The "story" of your friend is totally made up. Any body who are acutally faimilar with the structure of police in China will easily see through your bullshit.
Police force is divided into several tiers. Traffic cops, patrol cops, criminal cops, armed police. Traffic cops and patrol cops are not armed. Criminal cops have only pistols. Armed police have Type-81 rifle, which is not AK47.
To use Armed Police force for arrest, the city/county police department must file request to the Military Region; which composes of several provinces. The Armed Police is under control of Central Military Committee, NOT under the local civilian government.
When you exaggerate, you missed the little details. I assume that if the policemen are brutal, they would NOT have got into your friend's room without waking him up in the first place when banging on the door?
I have no problem with dictatorship bashing.

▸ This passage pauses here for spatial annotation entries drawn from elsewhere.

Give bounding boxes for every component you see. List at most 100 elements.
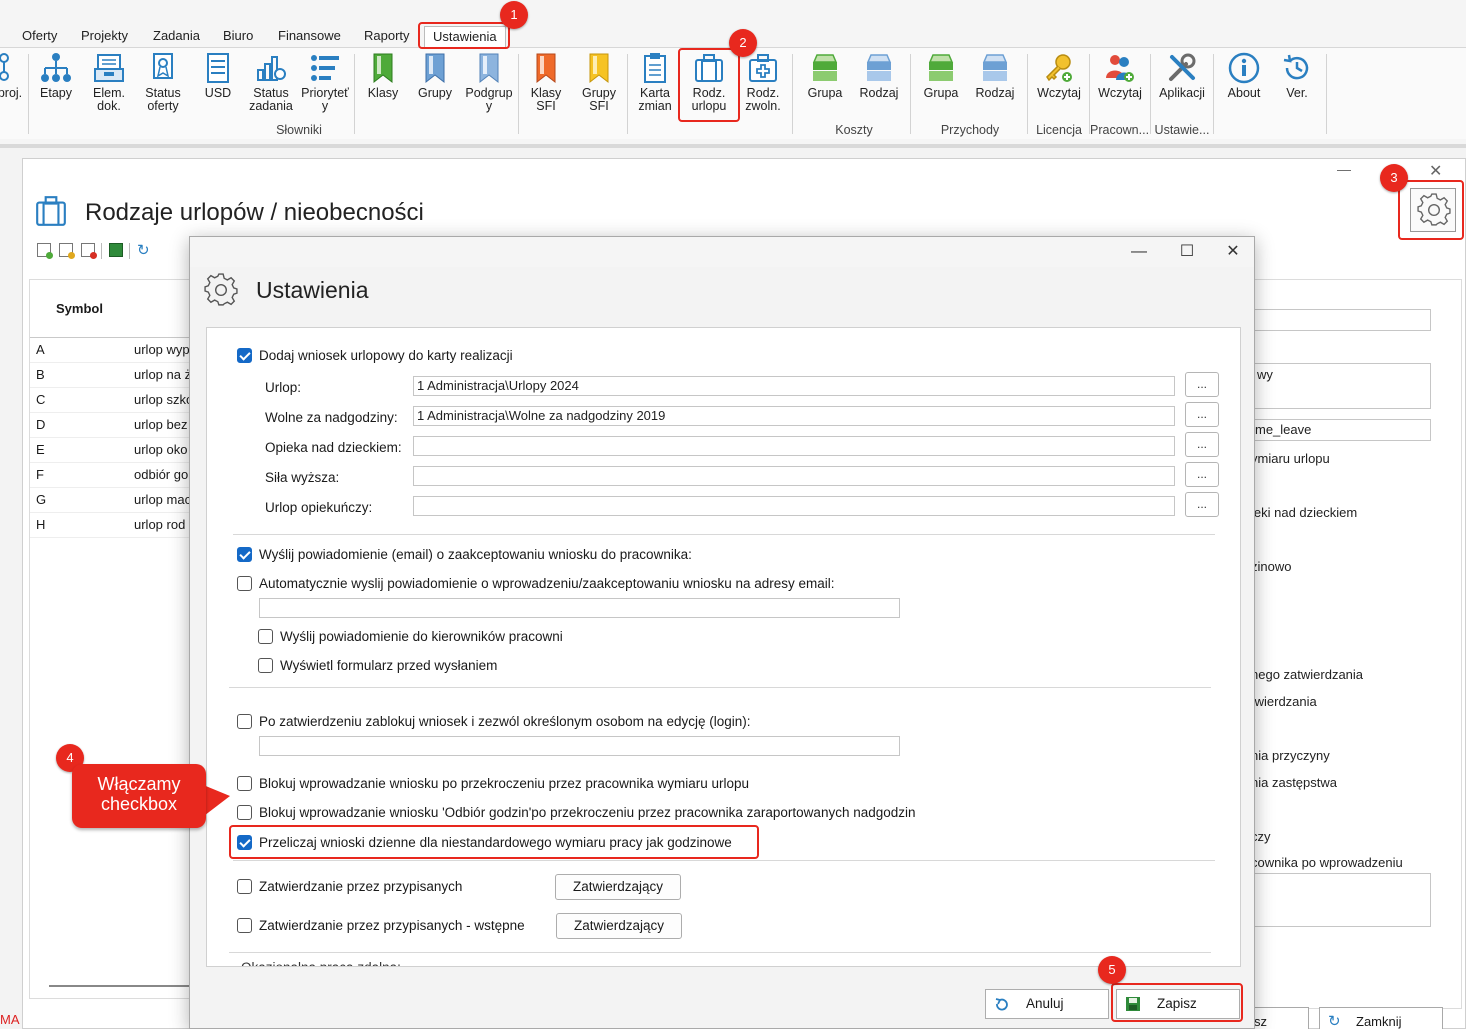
priorytety-label: Prioryteť y bbox=[301, 86, 349, 113]
group-pracown: Pracown... bbox=[1090, 123, 1150, 137]
wczytaj-pracown-button[interactable]: Wczytaj bbox=[1094, 52, 1146, 118]
grupy-button[interactable]: Grupy bbox=[413, 52, 457, 118]
usd-button[interactable]: USD bbox=[196, 52, 240, 118]
elem-dok-button[interactable]: Elem. dok. bbox=[87, 52, 131, 118]
ver-button[interactable]: Ver. bbox=[1274, 52, 1320, 118]
close-icon[interactable]: ✕ bbox=[1429, 161, 1442, 181]
urlop-browse-button[interactable]: ... bbox=[1185, 372, 1219, 397]
opiekunczy-browse-button[interactable]: ... bbox=[1185, 492, 1219, 517]
tab-projekty[interactable]: Projekty bbox=[77, 26, 132, 48]
dialog-minimize-icon[interactable]: — bbox=[1128, 241, 1150, 263]
klasy-button[interactable]: Klasy bbox=[361, 52, 405, 118]
tray-icon bbox=[94, 54, 124, 82]
show-form-checkbox[interactable]: Wyświetl formularz przed wysłaniem bbox=[258, 656, 497, 676]
table-row[interactable]: Burlop na ż bbox=[30, 363, 196, 388]
status-oferty-button[interactable]: Status oferty bbox=[139, 52, 187, 118]
group-przychody: Przychody bbox=[940, 123, 1000, 137]
proj-button[interactable]: proj. bbox=[0, 52, 24, 118]
opieka-browse-button[interactable]: ... bbox=[1185, 432, 1219, 457]
checkbox-checked[interactable] bbox=[237, 546, 252, 562]
dialog-maximize-icon[interactable]: ☐ bbox=[1176, 241, 1198, 263]
table-row[interactable]: Gurlop mac bbox=[30, 488, 196, 513]
table-row[interactable]: Durlop bez bbox=[30, 413, 196, 438]
refresh-icon[interactable]: ↻ bbox=[137, 241, 150, 259]
grupy-sfi-button[interactable]: Grupy SFI bbox=[577, 52, 621, 118]
tab-raporty[interactable]: Raporty bbox=[360, 26, 414, 48]
koszty-grupa-button[interactable]: Grupa bbox=[803, 52, 847, 118]
checkbox-unchecked[interactable] bbox=[237, 575, 252, 591]
notification-emails-input[interactable] bbox=[259, 598, 900, 618]
remote-work-label: Okazjonalna praca zdalna: bbox=[241, 958, 401, 966]
dialog-gear-icon bbox=[204, 273, 238, 306]
karta-zmian-button[interactable]: Karta zmian bbox=[633, 52, 677, 118]
minimize-icon[interactable]: — bbox=[1337, 161, 1351, 177]
block-exceed-hours-checkbox[interactable]: Blokuj wprowadzanie wniosku 'Odbiór godz… bbox=[237, 803, 916, 823]
table-row[interactable]: Aurlop wyp bbox=[30, 338, 196, 363]
lock-logins-input[interactable] bbox=[259, 736, 900, 756]
details-text-6: nego zatwierdzania bbox=[1251, 667, 1364, 682]
pre-approvers-button[interactable]: Zatwierdzający bbox=[556, 913, 682, 939]
auto-notification-checkbox[interactable]: Automatycznie wyslij powiadomienie o wpr… bbox=[237, 574, 835, 594]
checkbox-unchecked[interactable] bbox=[237, 713, 252, 729]
checkbox-unchecked[interactable] bbox=[258, 628, 273, 644]
delete-record-icon[interactable] bbox=[81, 243, 97, 259]
przychody-rodzaj-button[interactable]: Rodzaj bbox=[972, 52, 1018, 118]
partial-button[interactable]: sz bbox=[1249, 1007, 1309, 1029]
checkbox-unchecked[interactable] bbox=[237, 917, 252, 933]
checkbox-checked[interactable] bbox=[237, 347, 252, 363]
notify-managers-checkbox[interactable]: Wyślij powiadomienie do kierowników prac… bbox=[258, 627, 563, 647]
klasy-sfi-button[interactable]: Klasy SFI bbox=[524, 52, 568, 118]
wolne-browse-button[interactable]: ... bbox=[1185, 402, 1219, 427]
details-field-4[interactable] bbox=[1251, 873, 1431, 927]
tab-zadania[interactable]: Zadania bbox=[149, 26, 204, 48]
koszty-rodzaj-button[interactable]: Rodzaj bbox=[856, 52, 902, 118]
tab-oferty[interactable]: Oferty bbox=[18, 26, 61, 48]
opiekunczy-input[interactable] bbox=[413, 496, 1175, 516]
tab-finansowe[interactable]: Finansowe bbox=[274, 26, 345, 48]
priorytety-button[interactable]: Prioryteť y bbox=[299, 52, 351, 118]
etapy-button[interactable]: Etapy bbox=[34, 52, 78, 118]
add-record-icon[interactable] bbox=[37, 243, 53, 259]
podgrupy-button[interactable]: Podgrup y bbox=[462, 52, 516, 118]
przychody-grupa-button[interactable]: Grupa bbox=[919, 52, 963, 118]
close-button[interactable]: ↻ Zamknij bbox=[1319, 1007, 1443, 1029]
checkbox-unchecked[interactable] bbox=[237, 775, 252, 791]
usd-label: USD bbox=[204, 86, 232, 100]
approvers-button[interactable]: Zatwierdzający bbox=[555, 874, 681, 900]
sila-input[interactable] bbox=[413, 466, 1175, 486]
cancel-button[interactable]: Anuluj bbox=[985, 989, 1109, 1019]
send-notification-checkbox[interactable]: Wyślij powiadomienie (email) o zaakcepto… bbox=[237, 545, 692, 565]
details-field-2[interactable] bbox=[1251, 363, 1431, 409]
edit-record-icon[interactable] bbox=[59, 243, 75, 259]
opieka-input[interactable] bbox=[413, 436, 1175, 456]
add-to-card-checkbox[interactable]: Dodaj wniosek urlopowy do karty realizac… bbox=[237, 346, 513, 366]
block-exceed-leave-checkbox[interactable]: Blokuj wprowadzanie wniosku po przekrocz… bbox=[237, 774, 749, 794]
checkbox-unchecked[interactable] bbox=[237, 804, 252, 820]
tab-biuro[interactable]: Biuro bbox=[219, 26, 257, 48]
table-row[interactable]: Curlop szko bbox=[30, 388, 196, 413]
table-row[interactable]: Eurlop oko bbox=[30, 438, 196, 463]
aplikacji-button[interactable]: Aplikacji bbox=[1154, 52, 1210, 118]
priority-list-icon bbox=[311, 55, 339, 81]
suitcase-title-icon bbox=[36, 196, 66, 226]
approve-assigned-pre-checkbox[interactable]: Zatwierdzanie przez przypisanych - wstęp… bbox=[237, 916, 525, 936]
about-button[interactable]: About bbox=[1220, 52, 1268, 118]
checkbox-unchecked[interactable] bbox=[237, 878, 252, 894]
table-row[interactable]: Hurlop rod bbox=[30, 513, 196, 538]
details-field-1[interactable] bbox=[1251, 309, 1431, 331]
wczytaj-licencja-button[interactable]: Wczytaj bbox=[1033, 52, 1085, 118]
cancel-label: Anuluj bbox=[1026, 996, 1064, 1011]
lock-after-approval-checkbox[interactable]: Po zatwierdzeniu zablokuj wniosek i zezw… bbox=[237, 712, 750, 732]
dialog-close-icon[interactable]: ✕ bbox=[1222, 241, 1244, 263]
approve-assigned-checkbox[interactable]: Zatwierdzanie przez przypisanych bbox=[237, 877, 462, 897]
urlop-input[interactable]: 1 Administracja\Urlopy 2024 bbox=[413, 376, 1175, 396]
table-row[interactable]: Fodbiór go bbox=[30, 463, 196, 488]
save-icon[interactable] bbox=[109, 243, 123, 257]
horizontal-scrollbar[interactable] bbox=[49, 985, 199, 987]
tools-icon bbox=[1169, 53, 1196, 81]
sila-browse-button[interactable]: ... bbox=[1185, 462, 1219, 487]
status-zadania-button[interactable]: Status zadania bbox=[246, 52, 296, 118]
wolne-input[interactable]: 1 Administracja\Wolne za nadgodziny 2019 bbox=[413, 406, 1175, 426]
checkbox-unchecked[interactable] bbox=[258, 657, 273, 673]
rodz-zwoln-button[interactable]: Rodz. zwoln. bbox=[740, 52, 786, 118]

But when you make up stories to prove your point, than how different are you from the propaganda department of China?
My Chinese father has lived in the west for decades; this hasn't changed his opinions about authority and respect. I can attest to the fact that Chinese culture is a patriarchal culture of not questioning.
There are clear lines of authority in Chinese culture, and to attempt to question these is to dishonor not your family (perhaps by extension), not your nation, but yourself.
There is nothing more shameful in Chinese culture than questioning the wisdom of elders. Elders are not only generational (i.e. grandfather -> father -> son) but also hierarchical (national government -> local government -> individual). To question authority is to show that you have no regard for your family, your citizenship, your fellow man... it is to show, in some sense, that you are a kind of sociopath.
Even in the west, even disagreeing with government policies in democratic nations, my father feels that it is embarrassing and dishonorable to complain too loudly about what government does, because government is, after all, government--the embodiment of the collective. Activism, for him, is certainly sociopathic behavior of the most base kind, disrespectful to fellow citizens.